Czech basketball player (born 1986)

Pavel Pumprla (born 13 June 1986) is a Czech professional basketball player for Slavia Prague of the Czech NBL. He also represents the senior Czech Republic national team.

==Professional career==
While playing with the Czech Republic club Basketball Nymburk, Pumprla was named to the European-wide secondary level EuroCup's All-EuroCup Second Team in 2012. In August 2012, he signed with the Spanish League club Obradoiro CAB, for the 2012–13 season.

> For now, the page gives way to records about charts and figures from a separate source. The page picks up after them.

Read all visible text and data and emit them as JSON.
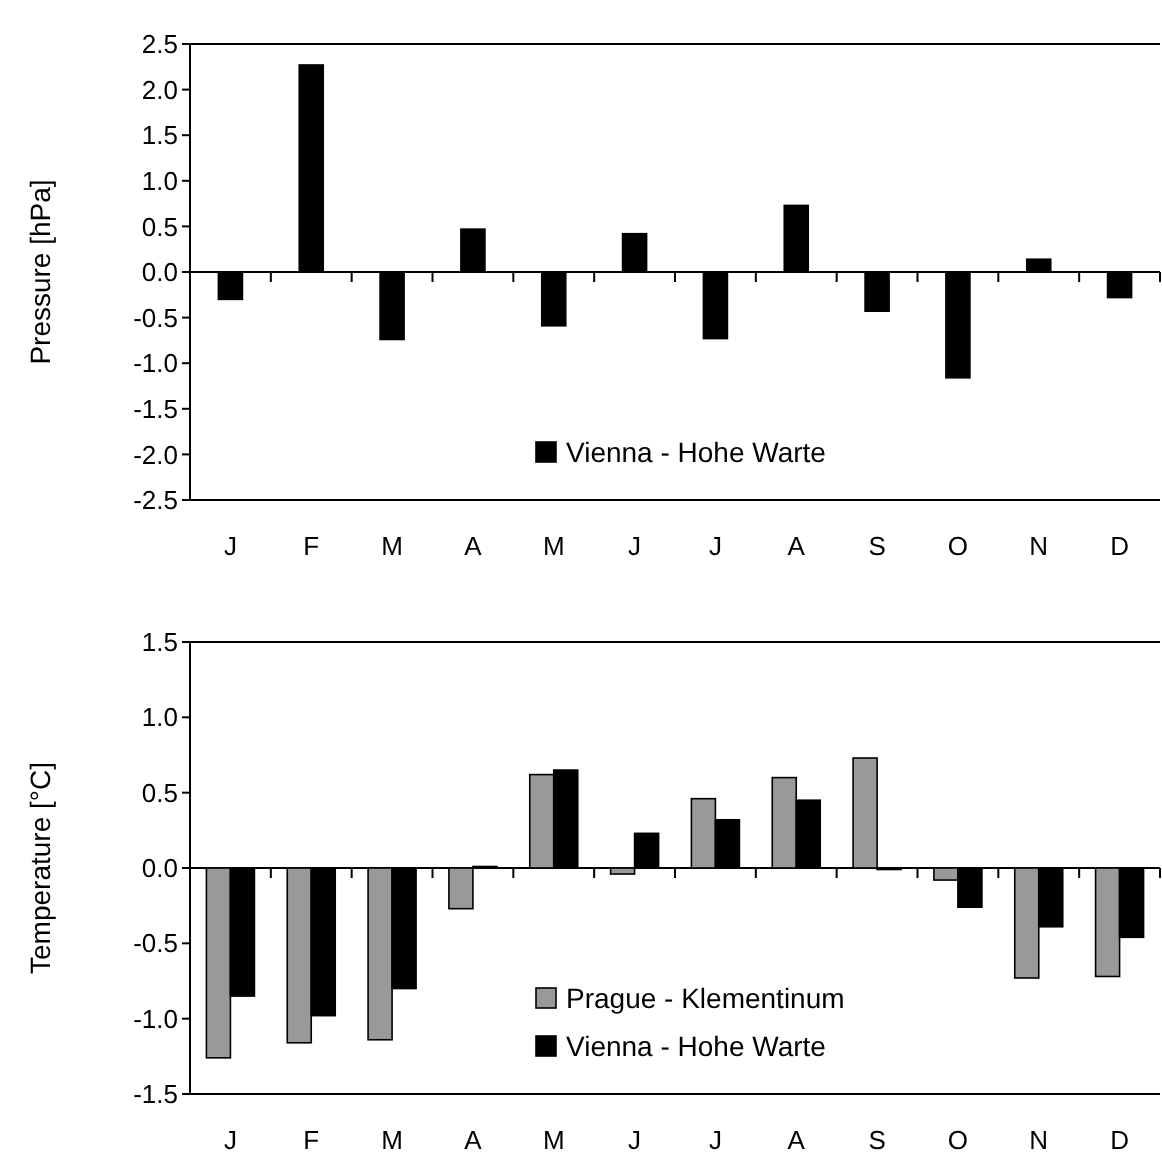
{
  "chart_data": [
    {
      "type": "bar",
      "ylabel": "Pressure [hPa]",
      "categories": [
        "J",
        "F",
        "M",
        "A",
        "M",
        "J",
        "J",
        "A",
        "S",
        "O",
        "N",
        "D"
      ],
      "series": [
        {
          "name": "Vienna - Hohe Warte",
          "color": "#000000",
          "values": [
            -0.3,
            2.27,
            -0.74,
            0.47,
            -0.59,
            0.42,
            -0.73,
            0.73,
            -0.43,
            -1.16,
            0.14,
            -0.28
          ]
        }
      ],
      "ylim": [
        -2.5,
        2.5
      ],
      "yticks": [
        {
          "value": -2.5,
          "label": "-2.5"
        },
        {
          "value": -2,
          "label": "-2.0"
        },
        {
          "value": -1.5,
          "label": "-1.5"
        },
        {
          "value": -1,
          "label": "-1.0"
        },
        {
          "value": -0.5,
          "label": "-0.5"
        },
        {
          "value": 0,
          "label": "0.0"
        },
        {
          "value": 0.5,
          "label": "0.5"
        },
        {
          "value": 1,
          "label": "1.0"
        },
        {
          "value": 1.5,
          "label": "1.5"
        },
        {
          "value": 2,
          "label": "2.0"
        },
        {
          "value": 2.5,
          "label": "2.5"
        }
      ],
      "legend": "bottom"
    },
    {
      "type": "bar",
      "ylabel": "Temperature [°C]",
      "categories": [
        "J",
        "F",
        "M",
        "A",
        "M",
        "J",
        "J",
        "A",
        "S",
        "O",
        "N",
        "D"
      ],
      "series": [
        {
          "name": "Prague - Klementinum",
          "color": "#999999",
          "values": [
            -1.26,
            -1.16,
            -1.14,
            -0.27,
            0.62,
            -0.04,
            0.46,
            0.6,
            0.73,
            -0.08,
            -0.73,
            -0.72
          ]
        },
        {
          "name": "Vienna - Hohe Warte",
          "color": "#000000",
          "values": [
            -0.85,
            -0.98,
            -0.8,
            0.01,
            0.65,
            0.23,
            0.32,
            0.45,
            -0.01,
            -0.26,
            -0.39,
            -0.46
          ]
        }
      ],
      "ylim": [
        -1.5,
        1.5
      ],
      "yticks": [
        {
          "value": -1.5,
          "label": "-1.5"
        },
        {
          "value": -1,
          "label": "-1.0"
        },
        {
          "value": -0.5,
          "label": "-0.5"
        },
        {
          "value": 0,
          "label": "0.0"
        },
        {
          "value": 0.5,
          "label": "0.5"
        },
        {
          "value": 1,
          "label": "1.0"
        },
        {
          "value": 1.5,
          "label": "1.5"
        }
      ],
      "legend": "bottom"
    }
  ]
}
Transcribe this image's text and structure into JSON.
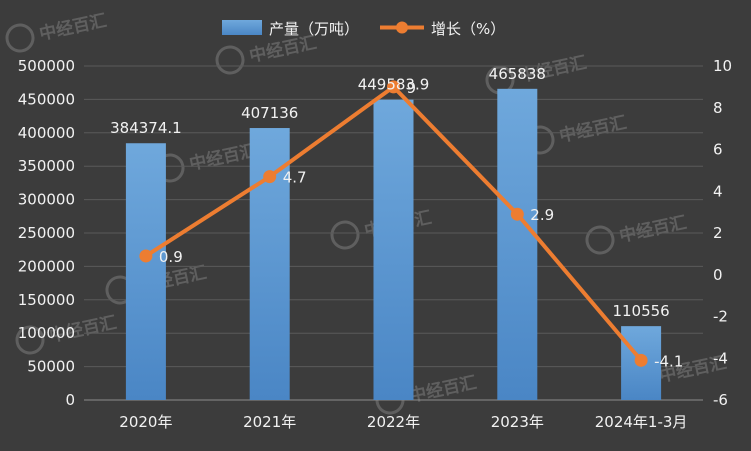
{
  "chart_data": {
    "type": "bar+line",
    "categories": [
      "2020年",
      "2021年",
      "2022年",
      "2023年",
      "2024年1-3月"
    ],
    "series": [
      {
        "name": "产量（万吨）",
        "type": "bar",
        "axis": "left",
        "values": [
          384374.1,
          407136,
          449583.9,
          465838,
          110556
        ],
        "labels": [
          "384374.1",
          "407136",
          "449583.9",
          "465838",
          "110556"
        ],
        "color": "#5b9bd5"
      },
      {
        "name": "增长（%）",
        "type": "line",
        "axis": "right",
        "values": [
          0.9,
          4.7,
          9,
          2.9,
          -4.1
        ],
        "labels": [
          "0.9",
          "4.7",
          "9",
          "2.9",
          "-4.1"
        ],
        "color": "#ed7d31"
      }
    ],
    "y_left": {
      "lim": [
        0,
        500000
      ],
      "ticks": [
        "0",
        "50000",
        "100000",
        "150000",
        "200000",
        "250000",
        "300000",
        "350000",
        "400000",
        "450000",
        "500000"
      ]
    },
    "y_right": {
      "lim": [
        -6,
        10
      ],
      "ticks": [
        "-6",
        "-4",
        "-2",
        "0",
        "2",
        "4",
        "6",
        "8",
        "10"
      ]
    },
    "grid": true,
    "legend": "top-center",
    "watermark": "中经百汇"
  }
}
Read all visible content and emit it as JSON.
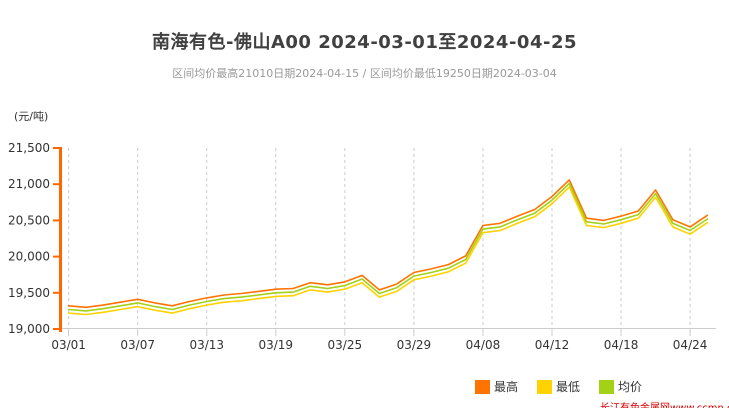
{
  "title": "南海有色-佛山A00 2024-03-01至2024-04-25",
  "subtitle": "区间均价最高21010日期2024-04-15 / 区间均价最低19250日期2024-03-04",
  "watermark": "长江有色金属网www.ccmn.cn",
  "colors": {
    "title": "#404040",
    "subtitle": "#999999",
    "axis_text": "#333333",
    "y_axis_line": "#FF6600",
    "x_axis_line": "#CCCCCC",
    "gridline": "#CCCCCC",
    "high": "#FF7300",
    "low": "#FFD200",
    "avg": "#A2D116",
    "watermark": "#D40000"
  },
  "chart_data": {
    "type": "line",
    "title": "南海有色-佛山A00 2024-03-01至2024-04-25",
    "subtitle": "区间均价最高21010日期2024-04-15 / 区间均价最低19250日期2024-03-04",
    "xlabel": "",
    "ylabel": "(元/吨)",
    "ylim": [
      19000,
      21500
    ],
    "ytick_step": 500,
    "ytick_labels": [
      "19,000",
      "19,500",
      "20,000",
      "20,500",
      "21,000",
      "21,500"
    ],
    "xtick_indices": [
      0,
      4,
      8,
      12,
      16,
      20,
      24,
      28,
      32,
      36
    ],
    "xtick_labels": [
      "03/01",
      "03/07",
      "03/13",
      "03/19",
      "03/25",
      "03/29",
      "04/08",
      "04/12",
      "04/18",
      "04/24"
    ],
    "grid": "vertical-dashed",
    "legend_position": "bottom-right",
    "categories": [
      "03/01",
      "03/04",
      "03/05",
      "03/06",
      "03/07",
      "03/08",
      "03/11",
      "03/12",
      "03/13",
      "03/14",
      "03/15",
      "03/18",
      "03/19",
      "03/20",
      "03/21",
      "03/22",
      "03/25",
      "03/26",
      "03/27",
      "03/28",
      "03/29",
      "04/01",
      "04/02",
      "04/03",
      "04/08",
      "04/09",
      "04/10",
      "04/11",
      "04/12",
      "04/15",
      "04/16",
      "04/17",
      "04/18",
      "04/19",
      "04/22",
      "04/23",
      "04/24",
      "04/25"
    ],
    "series": [
      {
        "key": "high",
        "name": "最高",
        "color": "#FF7300",
        "values": [
          19320,
          19300,
          19330,
          19370,
          19410,
          19360,
          19320,
          19380,
          19430,
          19470,
          19490,
          19520,
          19550,
          19560,
          19640,
          19610,
          19650,
          19740,
          19540,
          19620,
          19780,
          19830,
          19890,
          20010,
          20430,
          20460,
          20560,
          20650,
          20830,
          21060,
          20530,
          20500,
          20560,
          20630,
          20920,
          20510,
          20410,
          20570
        ]
      },
      {
        "key": "low",
        "name": "最低",
        "color": "#FFD200",
        "values": [
          19220,
          19200,
          19230,
          19270,
          19310,
          19260,
          19220,
          19280,
          19330,
          19370,
          19390,
          19420,
          19450,
          19460,
          19540,
          19510,
          19550,
          19640,
          19440,
          19520,
          19680,
          19730,
          19790,
          19910,
          20330,
          20360,
          20460,
          20550,
          20730,
          20960,
          20430,
          20400,
          20460,
          20530,
          20820,
          20410,
          20310,
          20470
        ]
      },
      {
        "key": "avg",
        "name": "均价",
        "color": "#A2D116",
        "values": [
          19270,
          19250,
          19280,
          19320,
          19360,
          19310,
          19270,
          19330,
          19380,
          19420,
          19440,
          19470,
          19500,
          19510,
          19590,
          19560,
          19600,
          19690,
          19490,
          19570,
          19730,
          19780,
          19840,
          19960,
          20380,
          20410,
          20510,
          20600,
          20780,
          21010,
          20480,
          20450,
          20510,
          20580,
          20870,
          20460,
          20360,
          20520
        ]
      }
    ]
  }
}
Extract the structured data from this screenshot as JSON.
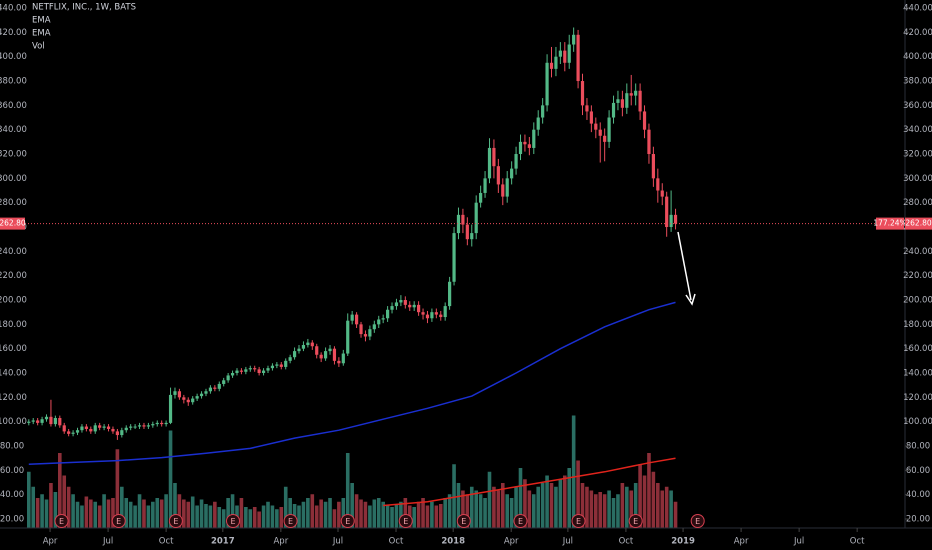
{
  "chart_data": {
    "type": "candlestick",
    "title": "NETFLIX, INC., 1W, BATS",
    "indicators": [
      "EMA",
      "EMA",
      "Vol"
    ],
    "candles": [
      [
        99,
        102,
        97,
        100
      ],
      [
        100,
        103,
        98,
        101
      ],
      [
        101,
        103,
        97,
        99
      ],
      [
        99,
        104,
        97,
        102
      ],
      [
        102,
        106,
        100,
        104
      ],
      [
        104,
        118,
        96,
        98
      ],
      [
        98,
        105,
        96,
        103
      ],
      [
        103,
        105,
        95,
        97
      ],
      [
        97,
        99,
        90,
        92
      ],
      [
        92,
        94,
        88,
        90
      ],
      [
        90,
        93,
        88,
        91
      ],
      [
        91,
        95,
        89,
        93
      ],
      [
        93,
        98,
        91,
        96
      ],
      [
        96,
        98,
        92,
        94
      ],
      [
        94,
        96,
        90,
        92
      ],
      [
        92,
        99,
        90,
        97
      ],
      [
        97,
        99,
        93,
        95
      ],
      [
        95,
        98,
        93,
        96
      ],
      [
        96,
        98,
        92,
        94
      ],
      [
        94,
        96,
        90,
        92
      ],
      [
        92,
        94,
        85,
        89
      ],
      [
        89,
        95,
        87,
        93
      ],
      [
        93,
        97,
        91,
        95
      ],
      [
        95,
        98,
        93,
        96
      ],
      [
        96,
        98,
        94,
        96
      ],
      [
        96,
        99,
        94,
        97
      ],
      [
        97,
        99,
        94,
        96
      ],
      [
        96,
        99,
        94,
        97
      ],
      [
        97,
        100,
        95,
        98
      ],
      [
        98,
        101,
        96,
        99
      ],
      [
        99,
        101,
        96,
        98
      ],
      [
        98,
        101,
        96,
        99
      ],
      [
        99,
        128,
        98,
        122
      ],
      [
        122,
        128,
        119,
        125
      ],
      [
        125,
        127,
        118,
        120
      ],
      [
        120,
        122,
        115,
        118
      ],
      [
        118,
        120,
        113,
        116
      ],
      [
        116,
        121,
        114,
        119
      ],
      [
        119,
        123,
        117,
        121
      ],
      [
        121,
        125,
        119,
        123
      ],
      [
        123,
        127,
        121,
        125
      ],
      [
        125,
        130,
        123,
        128
      ],
      [
        128,
        130,
        125,
        127
      ],
      [
        127,
        133,
        125,
        131
      ],
      [
        131,
        136,
        129,
        134
      ],
      [
        134,
        140,
        132,
        138
      ],
      [
        138,
        142,
        136,
        140
      ],
      [
        140,
        144,
        138,
        142
      ],
      [
        142,
        144,
        139,
        141
      ],
      [
        141,
        145,
        139,
        143
      ],
      [
        143,
        146,
        141,
        144
      ],
      [
        144,
        146,
        141,
        143
      ],
      [
        143,
        145,
        138,
        140
      ],
      [
        140,
        144,
        138,
        142
      ],
      [
        142,
        146,
        140,
        144
      ],
      [
        144,
        148,
        142,
        146
      ],
      [
        146,
        149,
        144,
        147
      ],
      [
        147,
        149,
        143,
        145
      ],
      [
        145,
        152,
        143,
        150
      ],
      [
        150,
        155,
        148,
        153
      ],
      [
        153,
        161,
        151,
        158
      ],
      [
        158,
        163,
        156,
        160
      ],
      [
        160,
        166,
        158,
        163
      ],
      [
        163,
        168,
        161,
        165
      ],
      [
        165,
        167,
        159,
        162
      ],
      [
        162,
        164,
        152,
        155
      ],
      [
        155,
        157,
        149,
        152
      ],
      [
        152,
        161,
        150,
        158
      ],
      [
        158,
        163,
        155,
        160
      ],
      [
        160,
        162,
        147,
        150
      ],
      [
        150,
        153,
        145,
        148
      ],
      [
        148,
        159,
        146,
        156
      ],
      [
        156,
        189,
        154,
        183
      ],
      [
        183,
        191,
        180,
        188
      ],
      [
        188,
        190,
        177,
        180
      ],
      [
        180,
        182,
        169,
        172
      ],
      [
        172,
        175,
        166,
        170
      ],
      [
        170,
        179,
        167,
        176
      ],
      [
        176,
        183,
        173,
        180
      ],
      [
        180,
        187,
        177,
        184
      ],
      [
        184,
        188,
        181,
        185
      ],
      [
        185,
        195,
        182,
        192
      ],
      [
        192,
        198,
        189,
        195
      ],
      [
        195,
        201,
        192,
        198
      ],
      [
        198,
        204,
        195,
        200
      ],
      [
        200,
        203,
        193,
        196
      ],
      [
        196,
        199,
        191,
        194
      ],
      [
        194,
        199,
        191,
        196
      ],
      [
        196,
        199,
        187,
        190
      ],
      [
        190,
        193,
        184,
        188
      ],
      [
        188,
        191,
        181,
        185
      ],
      [
        185,
        193,
        182,
        190
      ],
      [
        190,
        193,
        185,
        188
      ],
      [
        188,
        191,
        183,
        186
      ],
      [
        186,
        198,
        183,
        195
      ],
      [
        195,
        219,
        192,
        215
      ],
      [
        215,
        260,
        212,
        255
      ],
      [
        255,
        276,
        250,
        270
      ],
      [
        270,
        275,
        255,
        262
      ],
      [
        262,
        268,
        245,
        250
      ],
      [
        250,
        262,
        244,
        255
      ],
      [
        255,
        286,
        250,
        280
      ],
      [
        280,
        294,
        276,
        288
      ],
      [
        288,
        306,
        284,
        300
      ],
      [
        300,
        333,
        296,
        325
      ],
      [
        325,
        332,
        300,
        310
      ],
      [
        310,
        316,
        288,
        295
      ],
      [
        295,
        300,
        278,
        285
      ],
      [
        285,
        306,
        280,
        300
      ],
      [
        300,
        314,
        295,
        308
      ],
      [
        308,
        326,
        303,
        320
      ],
      [
        320,
        336,
        315,
        330
      ],
      [
        330,
        336,
        322,
        328
      ],
      [
        328,
        334,
        319,
        325
      ],
      [
        325,
        346,
        320,
        340
      ],
      [
        340,
        356,
        335,
        350
      ],
      [
        350,
        366,
        345,
        360
      ],
      [
        360,
        402,
        355,
        395
      ],
      [
        395,
        408,
        383,
        390
      ],
      [
        390,
        408,
        384,
        400
      ],
      [
        400,
        412,
        394,
        405
      ],
      [
        405,
        412,
        388,
        395
      ],
      [
        395,
        418,
        390,
        410
      ],
      [
        410,
        424,
        404,
        418
      ],
      [
        418,
        422,
        374,
        380
      ],
      [
        380,
        386,
        352,
        360
      ],
      [
        360,
        366,
        348,
        355
      ],
      [
        355,
        360,
        338,
        345
      ],
      [
        345,
        350,
        333,
        340
      ],
      [
        340,
        346,
        313,
        335
      ],
      [
        335,
        341,
        314,
        330
      ],
      [
        330,
        356,
        325,
        350
      ],
      [
        350,
        368,
        345,
        362
      ],
      [
        362,
        372,
        356,
        365
      ],
      [
        365,
        372,
        351,
        358
      ],
      [
        358,
        378,
        353,
        370
      ],
      [
        370,
        385,
        360,
        368
      ],
      [
        368,
        378,
        360,
        372
      ],
      [
        372,
        378,
        348,
        355
      ],
      [
        355,
        360,
        333,
        340
      ],
      [
        340,
        345,
        312,
        320
      ],
      [
        320,
        326,
        293,
        300
      ],
      [
        300,
        308,
        280,
        290
      ],
      [
        290,
        296,
        278,
        285
      ],
      [
        285,
        289,
        252,
        260
      ],
      [
        260,
        290,
        256,
        270
      ],
      [
        270,
        275,
        258,
        262.8
      ]
    ],
    "volume": [
      75,
      55,
      40,
      45,
      38,
      60,
      48,
      100,
      70,
      55,
      45,
      35,
      30,
      42,
      38,
      35,
      30,
      45,
      38,
      40,
      105,
      55,
      40,
      35,
      30,
      45,
      38,
      30,
      35,
      40,
      38,
      45,
      130,
      60,
      45,
      38,
      35,
      42,
      30,
      38,
      32,
      30,
      35,
      28,
      25,
      40,
      45,
      30,
      40,
      28,
      25,
      28,
      22,
      30,
      35,
      30,
      25,
      28,
      55,
      40,
      32,
      30,
      35,
      40,
      45,
      30,
      38,
      35,
      40,
      25,
      35,
      40,
      100,
      60,
      45,
      38,
      35,
      30,
      38,
      40,
      35,
      30,
      28,
      32,
      35,
      40,
      30,
      28,
      35,
      40,
      30,
      35,
      30,
      32,
      40,
      45,
      85,
      60,
      50,
      45,
      55,
      50,
      45,
      40,
      75,
      55,
      50,
      60,
      45,
      40,
      55,
      80,
      65,
      50,
      45,
      55,
      60,
      70,
      60,
      55,
      65,
      70,
      80,
      150,
      90,
      60,
      55,
      50,
      45,
      48,
      45,
      50,
      40,
      45,
      60,
      55,
      50,
      60,
      85,
      70,
      100,
      75,
      60,
      50,
      55,
      50,
      35
    ],
    "ema": {
      "x": [
        0,
        10,
        20,
        30,
        40,
        50,
        60,
        70,
        80,
        90,
        100,
        110,
        120,
        130,
        140,
        146
      ],
      "values": [
        65,
        66.5,
        68,
        70.5,
        74,
        78,
        86.5,
        93,
        102,
        111,
        121,
        140,
        160,
        178,
        192,
        198
      ],
      "color": "#1a2fd0"
    },
    "volume_ma": {
      "x": [
        80,
        90,
        100,
        110,
        120,
        130,
        140,
        146
      ],
      "values": [
        30,
        35,
        45,
        55,
        65,
        75,
        87,
        93
      ],
      "color": "#e0241c"
    },
    "up_color": "#53b987",
    "down_color": "#eb4d5c",
    "volume_up_color": "#2a6e63",
    "volume_down_color": "#8c2f39",
    "last_price": {
      "value": 262.8,
      "label": "262.80"
    },
    "change": {
      "value": 177.24,
      "label": "177.24%"
    },
    "earnings": {
      "label": "E",
      "x": [
        7.4,
        20.3,
        33.2,
        46.1,
        59.1,
        72,
        85.1,
        98.2,
        111,
        124.1,
        137,
        151
      ]
    },
    "xlim": [
      -6.5,
      197.8
    ],
    "xticks": [
      {
        "value": 4.8,
        "label": "Apr"
      },
      {
        "value": 17.9,
        "label": "Jul"
      },
      {
        "value": 31.0,
        "label": "Oct"
      },
      {
        "value": 43.8,
        "label": "2017"
      },
      {
        "value": 56.9,
        "label": "Apr"
      },
      {
        "value": 69.8,
        "label": "Jul"
      },
      {
        "value": 82.9,
        "label": "Oct"
      },
      {
        "value": 95.8,
        "label": "2018"
      },
      {
        "value": 108.9,
        "label": "Apr"
      },
      {
        "value": 121.7,
        "label": "Jul"
      },
      {
        "value": 134.8,
        "label": "Oct"
      },
      {
        "value": 147.7,
        "label": "2019"
      },
      {
        "value": 160.8,
        "label": "Apr"
      },
      {
        "value": 173.9,
        "label": "Jul"
      },
      {
        "value": 187.0,
        "label": "Oct"
      }
    ],
    "ylim": [
      12.6,
      446.6
    ],
    "yticks": [
      {
        "value": 20,
        "label": "20.00"
      },
      {
        "value": 40,
        "label": "40.00"
      },
      {
        "value": 60,
        "label": "60.00"
      },
      {
        "value": 80,
        "label": "80.00"
      },
      {
        "value": 100,
        "label": "100.00"
      },
      {
        "value": 120,
        "label": "120.00"
      },
      {
        "value": 140,
        "label": "140.00"
      },
      {
        "value": 160,
        "label": "160.00"
      },
      {
        "value": 180,
        "label": "180.00"
      },
      {
        "value": 200,
        "label": "200.00"
      },
      {
        "value": 220,
        "label": "220.00"
      },
      {
        "value": 240,
        "label": "240.00"
      },
      {
        "value": 260,
        "label": "260.00"
      },
      {
        "value": 280,
        "label": "280.00"
      },
      {
        "value": 300,
        "label": "300.00"
      },
      {
        "value": 320,
        "label": "320.00"
      },
      {
        "value": 340,
        "label": "340.00"
      },
      {
        "value": 360,
        "label": "360.00"
      },
      {
        "value": 380,
        "label": "380.00"
      },
      {
        "value": 400,
        "label": "400.00"
      },
      {
        "value": 420,
        "label": "420.00"
      },
      {
        "value": 440,
        "label": "440.00"
      }
    ]
  }
}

In April 2013, he re-signed with them for one more season.

On 8 October 2015, he signed with the Belgian League club Spirou Charleroi. On February 10, 2016, he left Charleroi, and signed with the Spanish club Estudiantes, for the rest of the season. On 19 August 2016, Pumprla returned to ČEZ Nymburk. After four seasons with the team, he signed with the Czech club Slavia Prague, on August 21, 2020.

==National team career==
Pumprla has been a member of the senior Czech national team. He played with the Czech Republic at the 2013 EuroBasket, the 2015 EuroBasket, the 2016 Belgrade FIBA World Olympic Qualifying Tournament, and the 2019 FIBA World Cup.